Ben Domensino, Friday June 18, 2021 - 10:34 EST

A weather station at Furnace Creek in California's Death Valley just hit 53ºC, setting a new mark for our planet's highest temperature so far this year.

A record-challenging heatwave has been gripping the Western United States over the past several days under the influence of a broad and slow-moving ridge of high pressure. Earlier this week, Salt Lake City registered its equal highest temperature on record.

The oppressive heat has hit the country in the final days of spring, with the US recognising the June solstice (June 20th / 21st) as the official first day of summer.

As of 3pm local time on Thursday, June 17, Furnace Creek had reached a preliminary maximum temperature of 53.2ºC (127.7ºF). This is the highest temperature recorded anywhere in the world so far this year.

Image: Weather observations from Furnace Creek Visitor Center in Death Valley, California on Thursday, June 17. Source: NOAA / NWS

While Furnace Creek's June record of 53.9ºC (129ºF) is still standing for now, Thursday's 53.2ºC is the highest temperature observed anywhere in the world during the middle third of June.

Furnace Creek is famous as the current maximum temperature world record holder, thanks to an eye-watering 56.7ºC (134ºF) on July 10, 1913. While some weather historians doubt the legitimacy of this observation, it has been assessed and accepted by the World Meteorological Organization.

Image: Badwater Basin in Death Valley, not too far down the road from Furnace Creek. Source: garyaritchie / Pixabay

Another standout temperature in California on Thursday was 50.6ºC (123ºF) at Palm Springs. This is the city's equal highest temperature in records dating back to 1893. The only other times it got this hot were July 28, 1995, July 29, 1995 and August 1, 1993.

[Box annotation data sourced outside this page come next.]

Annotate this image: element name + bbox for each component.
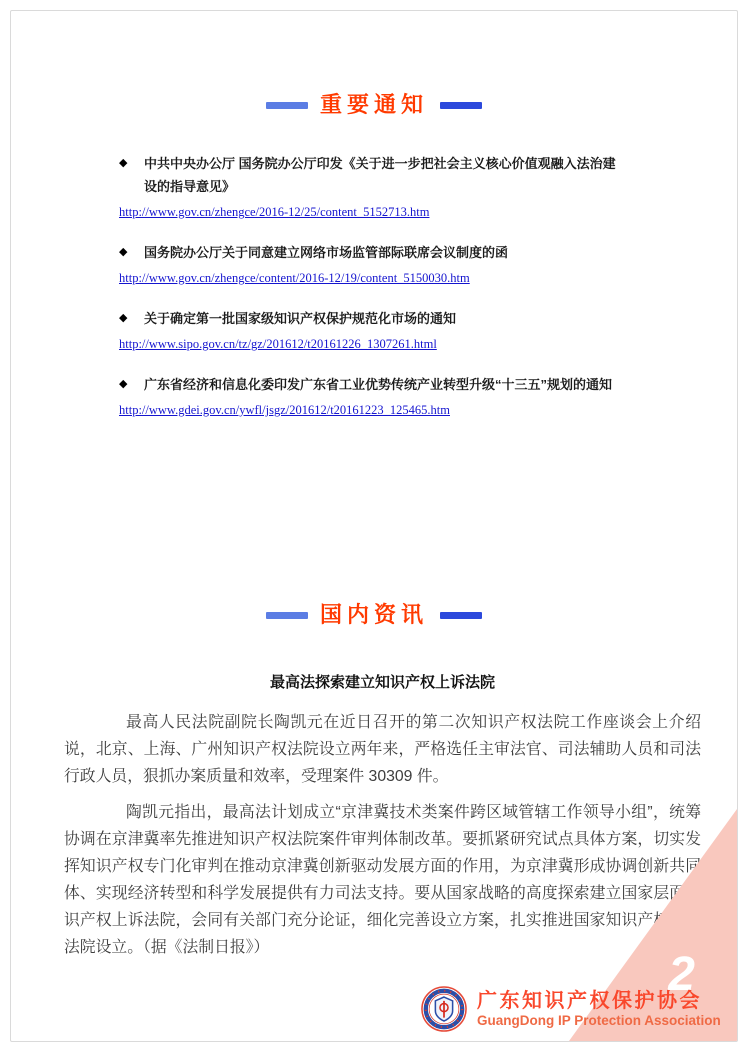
header-dash-left: [266, 612, 308, 619]
diamond-bullet-icon: ◆: [119, 307, 144, 330]
section-title-important-notice: 重要通知: [320, 91, 428, 119]
header-dash-right: [440, 102, 482, 109]
article-paragraph: 最高人民法院副院长陶凯元在近日召开的第二次知识产权法院工作座谈会上介绍说，北京、…: [64, 709, 701, 790]
news-article: 最高法探索建立知识产权上诉法院 最高人民法院副院长陶凯元在近日召开的第二次知识产…: [64, 671, 701, 970]
notice-title: 中共中央办公厅 国务院办公厅印发《关于进一步把社会主义核心价值观融入法治建设的指…: [144, 152, 621, 198]
org-name-block: 广东知识产权保护协会 GuangDong IP Protection Assoc…: [477, 990, 721, 1029]
section-header-domestic-news: 国内资讯: [11, 601, 737, 629]
diamond-bullet-icon: ◆: [119, 241, 144, 264]
notice-link[interactable]: http://www.gdei.gov.cn/ywfl/jsgz/201612/…: [119, 403, 621, 418]
list-item: ◆ 中共中央办公厅 国务院办公厅印发《关于进一步把社会主义核心价值观融入法治建设…: [119, 152, 621, 220]
notice-link[interactable]: http://www.gov.cn/zhengce/content/2016-1…: [119, 271, 621, 286]
notice-link[interactable]: http://www.sipo.gov.cn/tz/gz/201612/t201…: [119, 337, 621, 352]
footer: 广东知识产权保护协会 GuangDong IP Protection Assoc…: [421, 986, 721, 1032]
article-paragraph: 陶凯元指出，最高法计划成立“京津冀技术类案件跨区域管辖工作领导小组”，统筹协调在…: [64, 799, 701, 961]
notice-title: 国务院办公厅关于同意建立网络市场监管部际联席会议制度的函: [144, 241, 508, 264]
header-dash-right: [440, 612, 482, 619]
diamond-bullet-icon: ◆: [119, 152, 144, 198]
list-item: ◆ 国务院办公厅关于同意建立网络市场监管部际联席会议制度的函 http://ww…: [119, 241, 621, 286]
association-badge-icon: [421, 986, 467, 1032]
org-name-chinese: 广东知识产权保护协会: [477, 990, 721, 1012]
header-dash-left: [266, 102, 308, 109]
notice-title: 关于确定第一批国家级知识产权保护规范化市场的通知: [144, 307, 456, 330]
diamond-bullet-icon: ◆: [119, 373, 144, 396]
notice-list: ◆ 中共中央办公厅 国务院办公厅印发《关于进一步把社会主义核心价值观融入法治建设…: [119, 152, 621, 439]
list-item: ◆ 关于确定第一批国家级知识产权保护规范化市场的通知 http://www.si…: [119, 307, 621, 352]
list-item: ◆ 广东省经济和信息化委印发广东省工业优势传统产业转型升级“十三五”规划的通知 …: [119, 373, 621, 418]
article-title: 最高法探索建立知识产权上诉法院: [64, 671, 701, 692]
section-header-important-notice: 重要通知: [11, 91, 737, 119]
section-title-domestic-news: 国内资讯: [320, 601, 428, 629]
document-page: 重要通知 ◆ 中共中央办公厅 国务院办公厅印发《关于进一步把社会主义核心价值观融…: [10, 10, 738, 1042]
notice-link[interactable]: http://www.gov.cn/zhengce/2016-12/25/con…: [119, 205, 621, 220]
org-name-english: GuangDong IP Protection Association: [477, 1013, 721, 1029]
notice-title: 广东省经济和信息化委印发广东省工业优势传统产业转型升级“十三五”规划的通知: [144, 373, 612, 396]
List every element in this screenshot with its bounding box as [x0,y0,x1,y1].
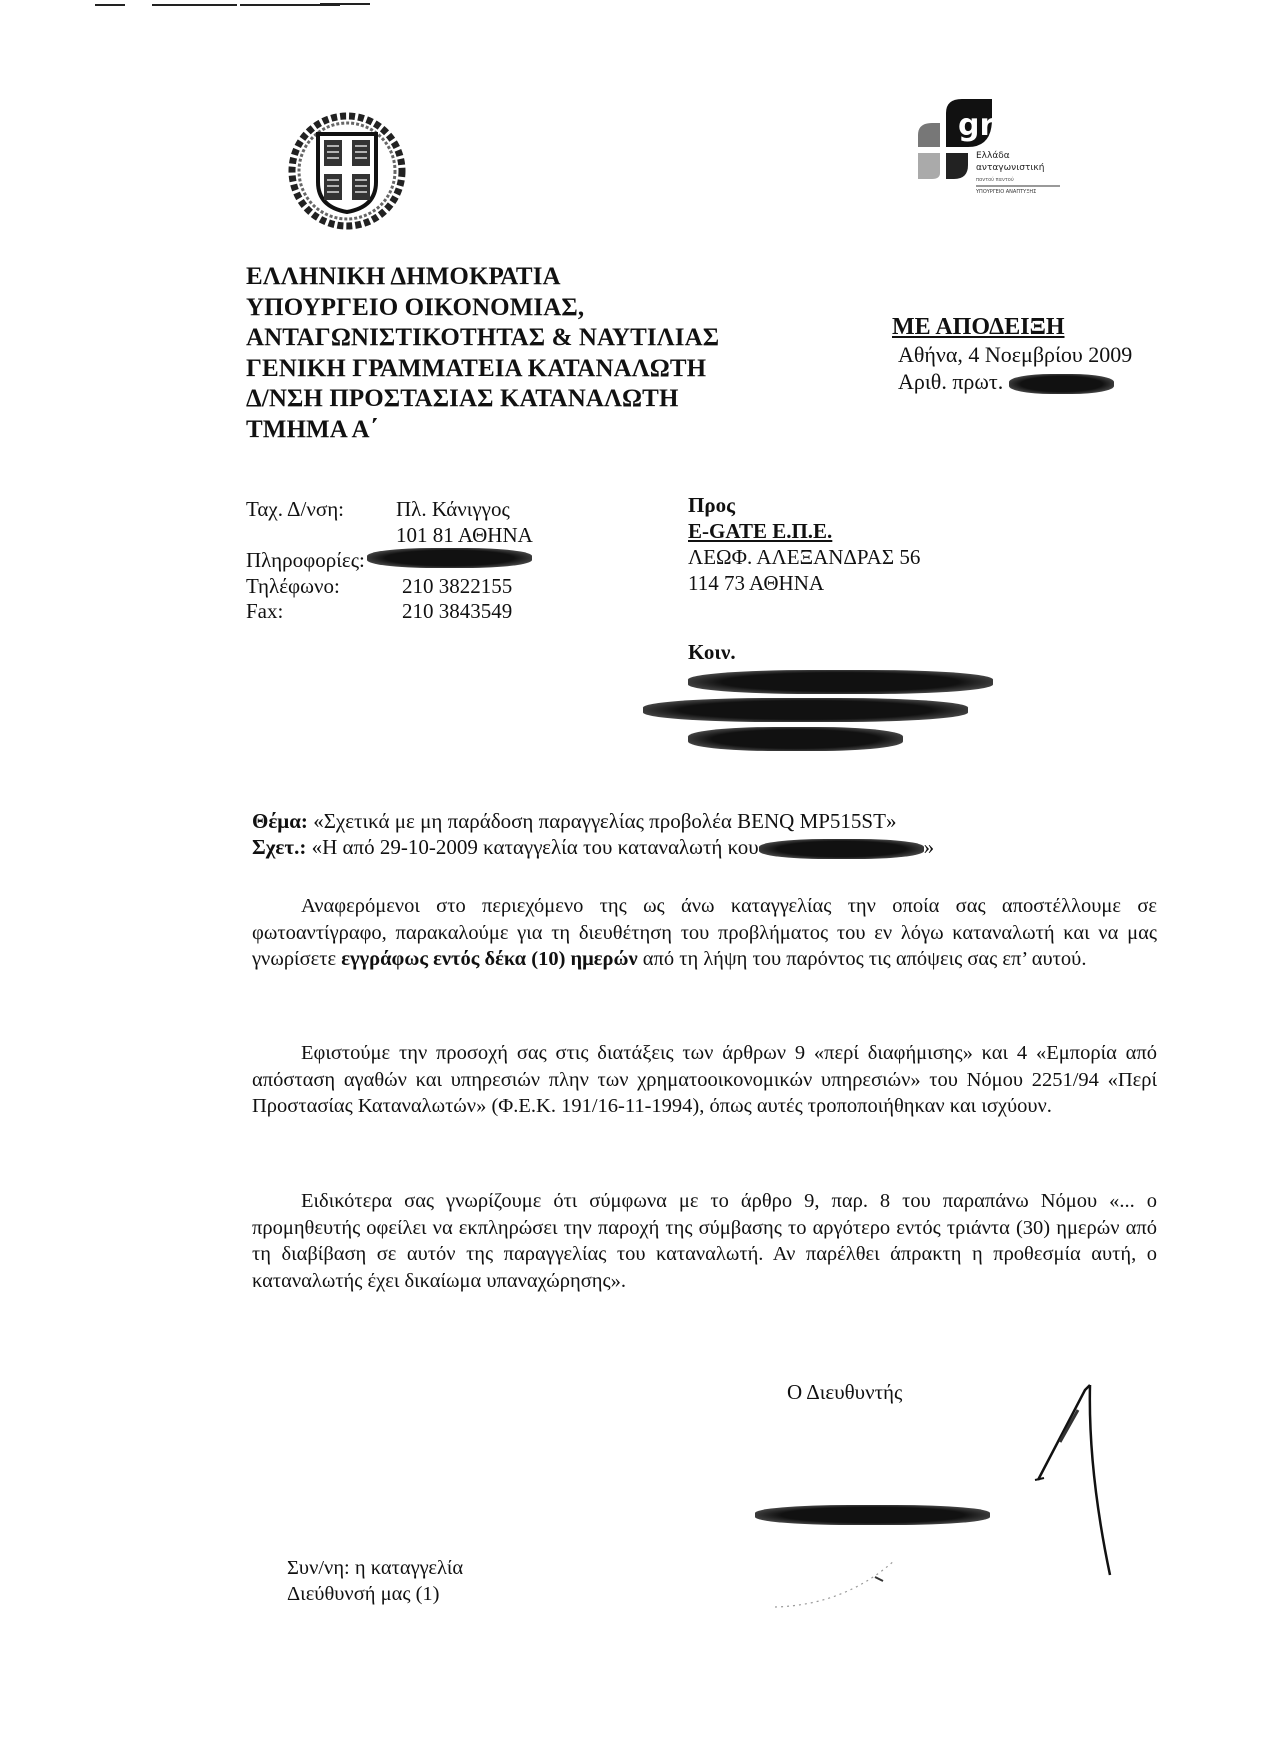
svg-text:Ελλάδα: Ελλάδα [976,151,1010,161]
fax-number: 210 3843549 [402,599,512,625]
header-line: ΤΜΗΜΑ Α΄ [246,415,719,446]
distribution-line: Διεύθυνσή μας (1) [287,1581,463,1607]
greek-coat-of-arms-emblem-icon [288,112,406,230]
address-line-1: Πλ. Κάνιγγος [396,497,510,523]
redacted-cc-line [643,698,968,722]
receipt-date-block: ΜΕ ΑΠΟΔΕΙΞΗ Αθήνα, 4 Νοεμβρίου 2009 Αριθ… [898,314,1132,395]
scan-artifact-line [320,3,370,5]
subject-text: «Σχετικά με μη παράδοση παραγγελίας προβ… [313,809,896,833]
scan-artifact-line [152,4,237,6]
address-label: Ταχ. Δ/νση: [246,497,396,523]
header-line: Δ/ΝΣΗ ΠΡΟΣΤΑΣΙΑΣ ΚΑΤΑΝΑΛΩΤΗ [246,384,719,415]
reference-label: Σχετ.: [252,835,306,859]
redacted-cc-line [688,670,993,694]
subject-label: Θέμα: [252,809,308,833]
header-line: ΥΠΟΥΡΓΕΙΟ ΟΙΚΟΝΟΜΙΑΣ, [246,293,719,324]
redacted-cc-line [688,727,903,751]
scan-artifact-line [95,4,125,6]
svg-text:ανταγωνιστική: ανταγωνιστική [976,163,1044,173]
body-paragraph-1: Αναφερόμενοι στο περιεχόμενο της ως άνω … [252,893,1157,973]
header-line: ΓΕΝΙΚΗ ΓΡΑΜΜΑΤΕΙΑ ΚΑΤΑΝΑΛΩΤΗ [246,354,719,385]
info-label: Πληροφορίες: [246,548,365,574]
cc-label: Κοιν. [688,638,993,666]
redacted-protocol-number [1009,374,1114,394]
fax-label: Fax: [246,599,396,625]
receipt-title: ΜΕ ΑΠΟΔΕΙΞΗ [892,314,1132,341]
recipient-city: 114 73 ΑΘΗΝΑ [688,570,920,596]
director-title: Ο Διευθυντής [787,1380,902,1405]
reference-line: Σχετ.: «Η από 29-10-2009 καταγγελία του … [252,834,934,860]
subject-line: Θέμα: «Σχετικά με μη παράδοση παραγγελία… [252,808,934,834]
svg-text:gr: gr [958,108,994,143]
redacted-info-contact [367,548,532,568]
cc-block: Κοιν. [688,638,993,751]
body-paragraph-2: Εφιστούμε την προσοχή σας στις διατάξεις… [252,1040,1157,1120]
deadline-emphasis: εγγράφως εντός δέκα (10) ημερών [341,948,637,970]
protocol-number: Αριθ. πρωτ. [898,368,1132,395]
address-line-2: 101 81 ΑΘΗΝΑ [396,523,533,549]
recipient-company: E-GATE Ε.Π.Ε. [688,518,920,544]
to-label: Προς [688,492,920,518]
phone-number: 210 3822155 [402,574,512,600]
attachments-block: Συν/νη: η καταγγελία Διεύθυνσή μας (1) [287,1555,463,1607]
handwritten-signature-icon [1030,1380,1120,1580]
letter-date: Αθήνα, 4 Νοεμβρίου 2009 [898,341,1132,368]
redacted-director-name [755,1505,990,1525]
recipient-block: Προς E-GATE Ε.Π.Ε. ΛΕΩΦ. ΑΛΕΞΑΝΔΡΑΣ 56 1… [688,492,920,596]
sender-contact-block: Ταχ. Δ/νση:Πλ. Κάνιγγος 101 81 ΑΘΗΝΑ Πλη… [246,497,533,625]
body-paragraph-3: Ειδικότερα σας γνωρίζουμε ότι σύμφωνα με… [252,1188,1157,1294]
greece-competitive-logo: gr Ελλάδα ανταγωνιστική παντού παντού ΥΠ… [910,95,1075,210]
header-line: ΑΝΤΑΓΩΝΙΣΤΙΚΟΤΗΤΑΣ & ΝΑΥΤΙΛΙΑΣ [246,323,719,354]
stamp-trace-icon [755,1545,915,1615]
header-line: ΕΛΛΗΝΙΚΗ ΔΗΜΟΚΡΑΤΙΑ [246,262,719,293]
phone-label: Τηλέφωνο: [246,574,396,600]
reference-text: «Η από 29-10-2009 καταγγελία του καταναλ… [312,835,759,859]
svg-text:παντού παντού: παντού παντού [976,176,1014,183]
subject-block: Θέμα: «Σχετικά με μη παράδοση παραγγελία… [252,808,934,860]
ministry-header: ΕΛΛΗΝΙΚΗ ΔΗΜΟΚΡΑΤΙΑ ΥΠΟΥΡΓΕΙΟ ΟΙΚΟΝΟΜΙΑΣ… [246,262,719,445]
attachment-line: Συν/νη: η καταγγελία [287,1555,463,1581]
protocol-label: Αριθ. πρωτ. [898,369,1003,394]
redacted-consumer-name [759,839,924,859]
svg-text:ΥΠΟΥΡΓΕΙΟ ΑΝΑΠΤΥΞΗΣ: ΥΠΟΥΡΓΕΙΟ ΑΝΑΠΤΥΞΗΣ [975,189,1036,195]
recipient-street: ΛΕΩΦ. ΑΛΕΞΑΝΔΡΑΣ 56 [688,544,920,570]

This week's extreme heat is also raising bushfire concerns across drought-weary areas of the Western United States.

Prior to this heatwave, the US National Interagency Fire Centre had predicted above normal wildfire potential across large swathes of the Western United States between June and September. This outlook follows on from a devastating fire season in 2020, which ended up being the largest fire season on record in California's modern history.